Hay que decirlo con crudeza. Leer, ver o escuchar los pormenores de tantos crímenes diarios, les han dado el carácter de cierta normalidad; nos impactan de momento, pero unos minutos después, son olvidados para darle paso a nuevos casos.
Ejecuciones, levantones, descuartizamientos, bombazos, misiles, tiroteos contra grupos inocentes. Unos tras otros, día con día, como un carrusel interminable de vidas cegadas por motivos irracionales que rayan en la estupidez.
Sin embargo, también hay que decir que no todo está perdido para la esperanza del resurgimiento de la sensibilidad social; hay eventos que mueven a la reflexión, a la preocupación por el derrotero que va tomando el tejido social.
Me refiero a las cada vez más frecuentes noticias de desapariciones de menores de edad; desde bebés hasta jovencitas que son levantadas por las bandas de trata de blancas, y por supuesto, al suicidio de adolescentes que optaron por acabar con su corta existencia al no poder cargar el fardo de problemas que los atosigaban, y de los que tal vez, nunca se enteraron en su entorno familiar y escolar.
Los casos de muerte juvenil auto infligida en nuestro país muestran un crecimiento preocupante, de tal suerte, que cifras del Inegi nos señalan que el suicidio es la quinta causa de muerte entre pequeños que van de los 10 a los 14 años de edad y la segunda, en individuos que se sitúan entre los 15 y 29 años de vida.
Siempre he comentado que estamos viviendo tiempos en los que cada día es más difícil formar a los hijos. Son muchos los distractores que orbitan sobre padres e hijos, de tal forma, que no es aventurado afirmar que muchísimos padres le dedican más tiempo a la dinámica del celular que a la atención de sus hijos y por ahí encontramos una primera causa de la desorientación de los críos.

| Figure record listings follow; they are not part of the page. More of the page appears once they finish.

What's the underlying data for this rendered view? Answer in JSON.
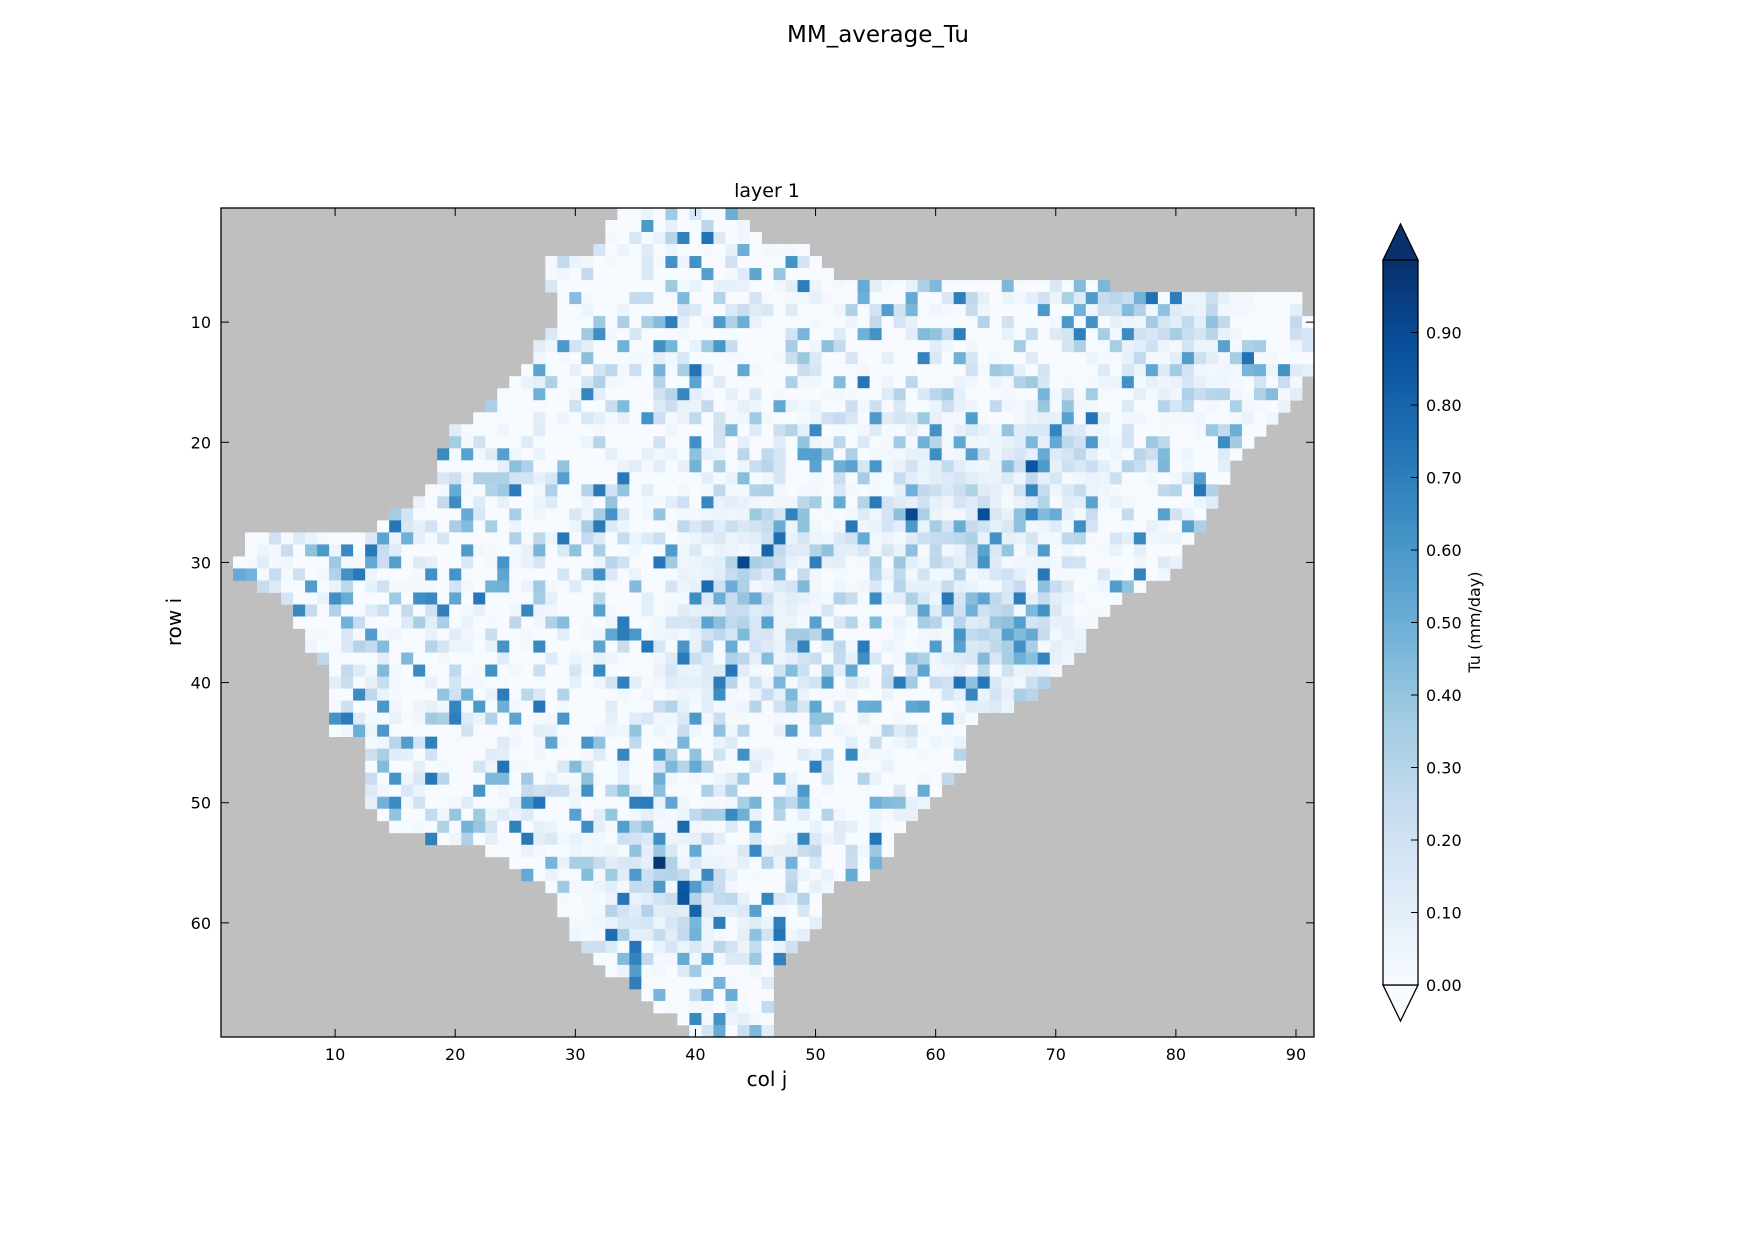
{
  "chart_data": {
    "type": "heatmap",
    "title": "MM_average_Tu",
    "subtitle": "layer 1",
    "xlabel": "col j",
    "ylabel": "row i",
    "xlim": [
      0.5,
      91.5
    ],
    "ylim": [
      69.5,
      0.5
    ],
    "x_ticks": [
      10,
      20,
      30,
      40,
      50,
      60,
      70,
      80,
      90
    ],
    "y_ticks": [
      10,
      20,
      30,
      40,
      50,
      60
    ],
    "grid": false,
    "no_data_color": "#bfbfbf",
    "colorbar": {
      "label": "Tu (mm/day)",
      "min": 0.0,
      "max": 1.0,
      "extend": "both",
      "ticks": [
        "0.00",
        "0.10",
        "0.20",
        "0.30",
        "0.40",
        "0.50",
        "0.60",
        "0.70",
        "0.80",
        "0.90"
      ],
      "colormap": [
        "#f7fbff",
        "#deebf7",
        "#c6dbef",
        "#9ecae1",
        "#6baed6",
        "#4292c6",
        "#2171b5",
        "#08519c",
        "#08306b"
      ]
    },
    "domain_rows": [
      [
        1,
        34,
        43
      ],
      [
        2,
        33,
        44
      ],
      [
        3,
        33,
        45
      ],
      [
        4,
        32,
        49
      ],
      [
        5,
        28,
        50
      ],
      [
        6,
        28,
        51
      ],
      [
        7,
        28,
        74
      ],
      [
        8,
        29,
        90
      ],
      [
        9,
        29,
        90
      ],
      [
        10,
        29,
        91
      ],
      [
        11,
        28,
        91
      ],
      [
        12,
        27,
        91
      ],
      [
        13,
        27,
        91
      ],
      [
        14,
        26,
        91
      ],
      [
        15,
        25,
        90
      ],
      [
        16,
        24,
        90
      ],
      [
        17,
        23,
        89
      ],
      [
        18,
        22,
        88
      ],
      [
        19,
        20,
        87
      ],
      [
        20,
        20,
        86
      ],
      [
        21,
        19,
        85
      ],
      [
        22,
        19,
        84
      ],
      [
        23,
        19,
        84
      ],
      [
        24,
        18,
        83
      ],
      [
        25,
        17,
        83
      ],
      [
        26,
        15,
        82
      ],
      [
        27,
        14,
        82
      ],
      [
        28,
        3,
        81
      ],
      [
        29,
        3,
        80
      ],
      [
        30,
        2,
        80
      ],
      [
        31,
        2,
        79
      ],
      [
        32,
        4,
        77
      ],
      [
        33,
        6,
        75
      ],
      [
        34,
        7,
        74
      ],
      [
        35,
        7,
        73
      ],
      [
        36,
        8,
        72
      ],
      [
        37,
        8,
        72
      ],
      [
        38,
        9,
        71
      ],
      [
        39,
        10,
        70
      ],
      [
        40,
        10,
        69
      ],
      [
        41,
        10,
        68
      ],
      [
        42,
        10,
        66
      ],
      [
        43,
        10,
        63
      ],
      [
        44,
        10,
        62
      ],
      [
        45,
        13,
        62
      ],
      [
        46,
        13,
        62
      ],
      [
        47,
        13,
        62
      ],
      [
        48,
        13,
        61
      ],
      [
        49,
        13,
        60
      ],
      [
        50,
        13,
        59
      ],
      [
        51,
        14,
        58
      ],
      [
        52,
        15,
        57
      ],
      [
        53,
        18,
        56
      ],
      [
        54,
        23,
        56
      ],
      [
        55,
        25,
        55
      ],
      [
        56,
        26,
        54
      ],
      [
        57,
        28,
        51
      ],
      [
        58,
        29,
        50
      ],
      [
        59,
        29,
        50
      ],
      [
        60,
        30,
        50
      ],
      [
        61,
        30,
        49
      ],
      [
        62,
        31,
        48
      ],
      [
        63,
        32,
        47
      ],
      [
        64,
        33,
        46
      ],
      [
        65,
        35,
        46
      ],
      [
        66,
        36,
        46
      ],
      [
        67,
        37,
        46
      ],
      [
        68,
        39,
        46
      ],
      [
        69,
        40,
        46
      ]
    ]
  }
}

Es increíble, pero me atrevo a asegurar que muchos padres de familia, los orientadores y formadores por excelencia de sus hijos, conocen más sus aparatos tecnológicos que a sus retoños. Manejan al dedillo todas las aplicaciones de sus teléfonos celulares y se angustian cuando fallan; pero ni por asomo, conocen los factores de tormento que golpean la mente de su prole.
Y vaya que son muchos los elementos que pueden influir en hacer más complicada la etapa juvenil, especialmente, la adolescencia, expuesta a una llevadera mucho más cruel que la vivida en épocas pasadas; el enajenamiento en el mundo virtual, espacio en el que el uso de armas letales es el pan de cada día; el consumismo que acompaña a la inalcanzable carrera tecnológica que luego causa frustración entre los jóvenes usuarios por no contar con los recursos económicos para estar al parejo de los más pudientes de su grupo, y a todo ello, se agrega la proximidad, inimaginable por los padres, a la inducción y al consumo de drogas, de alcohol y material pornográfico.
Y todo ese batidillo doblega fácilmente la bajísima autoestima de las mentes en formación; una tarea reprobada por padres y maestros. Y en la ruta de la autoestima, también me iría hasta la gente adulta en la que prevalece el sentido del tener y no el del ser.
Trabajar en el fomento del autoaprecio entre nuestra chiquillada, tanto en el hogar como en la escuela, significaría darle forma a una barrera de contención a los suicidios precoces, y de paso, estaríamos formando individuos que ayudarían a recomponer el desgarrado tejido social.
Y otra cosa, a los formadores, padres y docentes, vale la pena decirles que por cada mirada al celular, por lo menos, hay que dedicarle dos a la atención de los hijos y los educandos. ¡Buen día!